Orman was more that a political science professor. He provided students with valuable lessons by taking on political challenges no one else would dare.

In 1984, he ran as U.S. Rep. from the Fourth Congressional District against the popular incumbent Republican Stewart McKinney when no one else would take the challenge.

After losing the election, Orman invited the Congressman to his classroom to meet his students, according to Fairfield University.

But his criticism of and choice to challenge Lieberman propelled him further into the spotlight. It started when the senator was simultaneously running for Senate and the Presidency. 

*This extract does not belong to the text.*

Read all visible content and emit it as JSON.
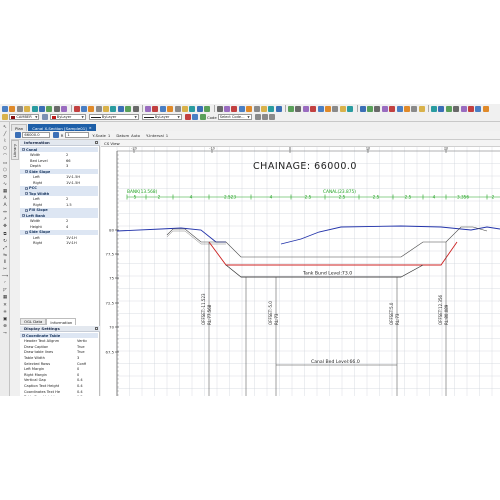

Orman "felt the Democratic Party was turning into a 'little d' here in Connecticut, and that was threatened in 2000 when Lieberman was running for two offices simultaneously -- Senate and vice president -- and that that was a tremendous disservice to the people of Connecticut," Donald Greenberg, a longtime friend and colleague of Orman's, told the Stamford Advocate. "He felt it was wrong, and he wanted to call attention to it."

Orman took on Lieberman by running for Senate briefly before throwing his support to Ned Lamont.

Lieberman lost that 2006 Democratic primary to Ned Lamont, but went on to create the Connecticut for Lieberman Party, launching his successful re-election campaign as an independent.

That is when Orman took Lieberman on again because neither the senator nor anyone else had joined the party, the Advocate reports.

After Lieberman won, Orman switched his party affiliation from Democrat to Connecticut for Lieberman, then voted himself chairman. Lieberman's creation of the party was only a ploy to secure a better position on the ballot, Orman said.

"In order for the CFL to keep the great ballot spot that Joe Lieberman earned for us, our party had to organize and submit rules to the Secretary of the State of Connecticut," Orman said in a 2006 news release. "Senator Lieberman did not do this when he ran, so there was work to be done like [establishing] a platform and rules."

When he was not taking on elected officials, Orman was writing books about politics. Among them is "Celebrity Politics," which he wrote with Brown University Professor Darrell West. It was published in 2003 and gained national attention. The book is about how Americans have increasingly treated politicians like celebrities, who attract the same kind of tabloid coverage.

"The preoccupation with the private lives of public officials does nothing to advance policy issues and is a distraction from the very real problems facing America," Orman wrote.

The university says in a statement that Orman's untimely death Sunday night has left the campus in mourning. Orman, of Trumbull, was chairman of the Jesuit university's Department of Politics.